Portakal suyumu yudumlarken camdan dışarıyı seyrediyordum. Hoşnut değildim. Kuşkusuz en yi manzara bile Bay Cherry'den daha
iyi görünmüyordu. O bir Tanrı'mıydı? Dokunulmuş muydu? O kutsaldı öyle değil mi? Eğer o tanrısal bir mertebedeyse benim ölümcül auramı hissedebilir miydi? Veya hastalıklı aşkımı?Ding dong!
"Ne yapacağım? Kim zile basıyor? Sığınağa gitmeliyim! Hayır kapıya bakmalıyım. Ya beni öldürmek isteyen bir katilse? Ya da ailemden mektup getiren bir postacı... Çok korkunç. Çok korkunç. Kaçmalıyım. Telefon, kıyafet, para, arabamın anahtarları nerede? Ben araba kullanamam. Galiba sona ge-"
Etrafı karıştırırken düşürdüğüm vazonun parçaları etrafa dağılırken yüksek ses beni ürküttü. Öylece dikilmiş parkeyi izliyordum. Kımıldarsam ölecekmişim gibi... Nefes dahi almıyordum neredeyse.
" Bay Murphy! Orada her şey yolunda mı? "
Suratım tamamen yanmaya başlarken bir anda popomun üzerine bıraktım kendimi. Bir süre sonra zile tekrar basıldı. Yüzümde anlamsız bir tebessüm oluştu. İşte planım. Kapıyı açmayacaktım. Ve Bay Cherry kapıda sonsuza dek bekleyecek ve bir ağaca dönüşecekti. Sonra onu yeni aldığım elektrikli testeremle kesecektim.
"Ha ha ha ha ha ha ha ha ha ha ha ha ha ha!"
Çok zekiyim!
Ring ring ring!
Çalan telefona temkinli bakışlar yolladım. Parmak uçlarımda ilerleyip telefona biraz daha baktım.
Ring ring ring!
Ahizeyi kaldırıp kulağıma dayadım ve karşı tarafın konuşmasını bekledim.
" Bay Murphy? "
Cherry numaramı biliyor mu? Yüce İsa!
"Numaranız kayıtlı değil! Siz de kimsiniz acaba asla tanıyamadığım insan?"
Yumuşak bir kıkırtı duyduğumda kaslarımın eridiğini hissettim.
" Ben Hiroshi Kamiya. Daha çok Bay Cherry dersiniz bana ancak. Kapıyı açabilir misiniz?"
Sağ ayağımla sol bacağımı kaşırken eğlenir bir tonda konuştum.
" Mümkün değil! Evde yokum. "
" Oh bu çok korkunç! Az önce evinizden bir takım sesler duydum. Galiba hırsız girdi! "
" Ne hırsız mı? Benim evimde mi? Bay Cherry ya beni öldürmek istiyorsa!"

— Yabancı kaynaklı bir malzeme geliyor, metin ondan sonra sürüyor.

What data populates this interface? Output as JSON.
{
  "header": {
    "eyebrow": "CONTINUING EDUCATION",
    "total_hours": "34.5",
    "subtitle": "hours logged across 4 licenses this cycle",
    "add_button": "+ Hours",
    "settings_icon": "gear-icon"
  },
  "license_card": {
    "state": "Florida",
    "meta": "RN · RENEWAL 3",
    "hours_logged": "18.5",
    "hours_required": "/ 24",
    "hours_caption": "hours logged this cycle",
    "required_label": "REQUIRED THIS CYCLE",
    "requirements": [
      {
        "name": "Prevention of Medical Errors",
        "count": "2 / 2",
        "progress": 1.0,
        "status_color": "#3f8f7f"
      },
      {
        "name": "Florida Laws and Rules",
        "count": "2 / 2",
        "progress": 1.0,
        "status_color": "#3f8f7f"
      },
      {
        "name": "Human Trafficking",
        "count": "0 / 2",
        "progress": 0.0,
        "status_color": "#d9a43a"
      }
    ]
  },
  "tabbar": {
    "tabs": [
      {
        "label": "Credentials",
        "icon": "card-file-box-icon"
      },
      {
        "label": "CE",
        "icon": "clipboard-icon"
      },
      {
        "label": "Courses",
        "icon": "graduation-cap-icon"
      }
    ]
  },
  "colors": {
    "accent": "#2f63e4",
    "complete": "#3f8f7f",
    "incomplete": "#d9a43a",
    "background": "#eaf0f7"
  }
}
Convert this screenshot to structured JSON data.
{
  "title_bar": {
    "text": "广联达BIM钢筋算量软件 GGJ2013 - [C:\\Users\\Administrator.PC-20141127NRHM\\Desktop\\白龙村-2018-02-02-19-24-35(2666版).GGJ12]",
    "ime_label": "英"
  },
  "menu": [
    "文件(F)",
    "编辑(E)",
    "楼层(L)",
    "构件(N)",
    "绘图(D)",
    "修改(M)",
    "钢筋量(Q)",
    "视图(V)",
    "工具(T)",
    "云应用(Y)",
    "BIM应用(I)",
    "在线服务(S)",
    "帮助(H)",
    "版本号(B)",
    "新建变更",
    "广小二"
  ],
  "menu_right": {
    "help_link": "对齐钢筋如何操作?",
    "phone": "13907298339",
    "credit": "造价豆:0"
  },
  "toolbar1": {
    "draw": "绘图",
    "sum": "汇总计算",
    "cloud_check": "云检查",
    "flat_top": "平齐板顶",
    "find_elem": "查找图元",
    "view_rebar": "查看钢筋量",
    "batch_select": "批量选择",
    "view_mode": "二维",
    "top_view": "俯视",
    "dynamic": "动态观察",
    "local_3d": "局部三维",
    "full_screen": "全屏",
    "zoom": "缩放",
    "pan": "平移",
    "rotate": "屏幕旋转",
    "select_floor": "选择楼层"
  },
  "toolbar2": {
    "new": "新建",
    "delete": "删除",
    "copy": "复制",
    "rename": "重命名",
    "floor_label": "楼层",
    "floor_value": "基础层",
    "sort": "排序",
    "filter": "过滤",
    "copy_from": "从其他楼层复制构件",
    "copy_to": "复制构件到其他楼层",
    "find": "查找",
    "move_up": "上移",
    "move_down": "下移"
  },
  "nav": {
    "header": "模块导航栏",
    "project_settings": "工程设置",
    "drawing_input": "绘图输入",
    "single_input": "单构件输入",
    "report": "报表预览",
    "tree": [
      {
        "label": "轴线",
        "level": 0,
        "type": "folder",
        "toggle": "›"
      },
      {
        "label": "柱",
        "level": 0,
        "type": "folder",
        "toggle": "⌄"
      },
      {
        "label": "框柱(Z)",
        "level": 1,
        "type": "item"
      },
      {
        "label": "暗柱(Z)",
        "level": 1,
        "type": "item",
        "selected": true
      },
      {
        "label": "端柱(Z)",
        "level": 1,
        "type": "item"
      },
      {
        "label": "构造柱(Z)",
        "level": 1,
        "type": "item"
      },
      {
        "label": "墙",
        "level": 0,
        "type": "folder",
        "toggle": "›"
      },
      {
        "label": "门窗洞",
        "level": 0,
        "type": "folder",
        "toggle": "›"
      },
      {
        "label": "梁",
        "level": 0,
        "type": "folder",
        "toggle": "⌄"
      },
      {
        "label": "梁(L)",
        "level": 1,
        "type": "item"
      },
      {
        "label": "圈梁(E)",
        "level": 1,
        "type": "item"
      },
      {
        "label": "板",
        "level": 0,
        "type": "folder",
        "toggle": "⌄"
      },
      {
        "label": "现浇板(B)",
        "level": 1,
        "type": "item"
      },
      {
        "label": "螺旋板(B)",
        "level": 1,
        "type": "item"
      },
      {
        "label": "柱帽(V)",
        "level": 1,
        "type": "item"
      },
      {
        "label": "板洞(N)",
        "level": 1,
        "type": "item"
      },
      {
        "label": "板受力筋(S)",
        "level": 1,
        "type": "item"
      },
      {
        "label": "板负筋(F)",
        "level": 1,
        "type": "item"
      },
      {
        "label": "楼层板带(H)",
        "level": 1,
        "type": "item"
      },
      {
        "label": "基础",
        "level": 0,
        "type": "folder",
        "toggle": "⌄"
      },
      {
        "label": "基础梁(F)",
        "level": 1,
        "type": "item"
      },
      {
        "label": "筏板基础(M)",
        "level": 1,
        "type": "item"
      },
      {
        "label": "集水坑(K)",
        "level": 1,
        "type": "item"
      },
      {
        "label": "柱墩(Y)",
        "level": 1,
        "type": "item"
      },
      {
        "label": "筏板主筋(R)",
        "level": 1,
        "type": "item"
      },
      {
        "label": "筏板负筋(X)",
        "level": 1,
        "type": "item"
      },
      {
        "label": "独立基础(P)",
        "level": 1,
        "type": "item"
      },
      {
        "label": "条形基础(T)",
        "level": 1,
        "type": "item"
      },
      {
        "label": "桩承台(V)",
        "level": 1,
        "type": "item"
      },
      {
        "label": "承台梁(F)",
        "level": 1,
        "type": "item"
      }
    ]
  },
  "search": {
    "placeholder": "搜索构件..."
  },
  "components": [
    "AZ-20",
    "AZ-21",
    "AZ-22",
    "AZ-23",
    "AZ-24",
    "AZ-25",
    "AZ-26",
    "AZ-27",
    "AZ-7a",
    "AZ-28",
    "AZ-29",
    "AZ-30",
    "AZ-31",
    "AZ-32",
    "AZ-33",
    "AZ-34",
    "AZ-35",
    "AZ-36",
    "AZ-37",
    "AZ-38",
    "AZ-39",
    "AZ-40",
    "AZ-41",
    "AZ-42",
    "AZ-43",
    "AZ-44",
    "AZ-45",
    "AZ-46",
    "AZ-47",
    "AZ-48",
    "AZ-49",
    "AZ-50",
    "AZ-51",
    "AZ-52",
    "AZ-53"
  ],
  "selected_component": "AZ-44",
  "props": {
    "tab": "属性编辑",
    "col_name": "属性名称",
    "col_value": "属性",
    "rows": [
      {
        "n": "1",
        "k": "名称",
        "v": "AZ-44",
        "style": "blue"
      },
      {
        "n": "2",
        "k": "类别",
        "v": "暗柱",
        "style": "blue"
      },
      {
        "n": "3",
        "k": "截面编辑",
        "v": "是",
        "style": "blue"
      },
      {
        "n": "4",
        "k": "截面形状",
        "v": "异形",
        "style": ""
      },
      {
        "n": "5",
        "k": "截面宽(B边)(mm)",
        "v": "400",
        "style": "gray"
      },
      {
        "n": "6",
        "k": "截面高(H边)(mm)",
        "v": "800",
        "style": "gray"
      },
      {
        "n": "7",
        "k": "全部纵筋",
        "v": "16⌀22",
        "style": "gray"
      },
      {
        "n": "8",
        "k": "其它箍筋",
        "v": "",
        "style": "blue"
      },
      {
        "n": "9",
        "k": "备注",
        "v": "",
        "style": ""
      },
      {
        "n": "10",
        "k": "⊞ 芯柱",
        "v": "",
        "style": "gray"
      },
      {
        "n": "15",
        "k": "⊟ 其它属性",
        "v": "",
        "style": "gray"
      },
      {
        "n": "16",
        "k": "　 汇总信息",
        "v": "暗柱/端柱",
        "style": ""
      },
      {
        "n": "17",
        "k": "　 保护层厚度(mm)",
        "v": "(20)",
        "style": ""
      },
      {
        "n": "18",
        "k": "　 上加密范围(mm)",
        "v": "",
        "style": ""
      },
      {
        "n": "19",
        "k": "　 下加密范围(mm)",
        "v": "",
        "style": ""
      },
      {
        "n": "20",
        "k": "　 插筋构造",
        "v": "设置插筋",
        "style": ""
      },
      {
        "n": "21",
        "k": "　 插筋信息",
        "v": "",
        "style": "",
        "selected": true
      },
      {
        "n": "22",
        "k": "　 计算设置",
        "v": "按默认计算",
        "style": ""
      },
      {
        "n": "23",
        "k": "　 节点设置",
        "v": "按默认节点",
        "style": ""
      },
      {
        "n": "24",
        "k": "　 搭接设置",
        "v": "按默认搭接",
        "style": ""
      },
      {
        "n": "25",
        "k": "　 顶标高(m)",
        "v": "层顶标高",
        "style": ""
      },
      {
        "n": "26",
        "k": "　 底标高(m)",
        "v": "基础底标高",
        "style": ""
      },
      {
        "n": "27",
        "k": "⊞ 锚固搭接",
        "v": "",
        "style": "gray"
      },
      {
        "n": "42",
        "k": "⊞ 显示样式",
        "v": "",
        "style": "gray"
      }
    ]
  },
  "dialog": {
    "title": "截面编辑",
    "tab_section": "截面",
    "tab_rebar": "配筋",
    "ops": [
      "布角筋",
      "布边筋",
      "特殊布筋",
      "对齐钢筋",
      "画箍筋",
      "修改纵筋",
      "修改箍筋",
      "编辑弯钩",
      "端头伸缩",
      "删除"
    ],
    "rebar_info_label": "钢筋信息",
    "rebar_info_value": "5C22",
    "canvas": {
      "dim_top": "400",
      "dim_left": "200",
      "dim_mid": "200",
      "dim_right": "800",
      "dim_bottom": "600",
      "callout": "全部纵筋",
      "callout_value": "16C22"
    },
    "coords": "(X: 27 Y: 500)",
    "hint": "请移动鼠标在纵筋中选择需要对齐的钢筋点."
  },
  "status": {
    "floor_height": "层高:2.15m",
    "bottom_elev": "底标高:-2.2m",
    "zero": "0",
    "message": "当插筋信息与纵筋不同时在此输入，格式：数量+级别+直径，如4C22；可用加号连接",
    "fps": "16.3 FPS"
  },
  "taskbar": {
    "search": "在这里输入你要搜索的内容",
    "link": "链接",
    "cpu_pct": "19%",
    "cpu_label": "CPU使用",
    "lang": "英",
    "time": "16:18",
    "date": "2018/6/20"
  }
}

"Sakin olun Bay Murphy. Evde değilseniz size zarar veremez." dediğinde tüylerim dikeldi.
Ben evdeyim!
Bir anda çığlık çığlığa kapıya koştum ve kulağında telefon yarım ağız sırıtan beyaz tenli ve kızıl saçlı adama sarıldım.
"Evdeyim Bay Cherry size yalan söyledim!"
Beni kendisinden uzaklaştırırken kahkaha attı.
"Biliyorum Bay Murphy. Başından beri ev telefonundan konuşuyoruz."
Yüzüm yanarken onu ittim.
"Beni oyuna getirdiniz!"
Gülmemek için dudaklarını kemiren görüntüsüne dayanamayıp evime doğru giderken kapım rüzgarda sertçe kapandı.
"Bay Cherry evimin anahtarının sizde olma olasılığı nedir?"
ŞİMDİ OKUDUĞUN
murphy's birthday | bxb
Short Story[✔️] tamamlandı | bxb Beyaz teninde kirazları taşıyor, saçları bir meleğin kanından içmiş gibi. Gözleri her zaman gülümsüyor ve bakışları sanki ardımı görüyor. Küçük bir adam olduğumu düşünüyor ve beni gölgesinde tutuyor. Ben ise sayılı günlerde ona...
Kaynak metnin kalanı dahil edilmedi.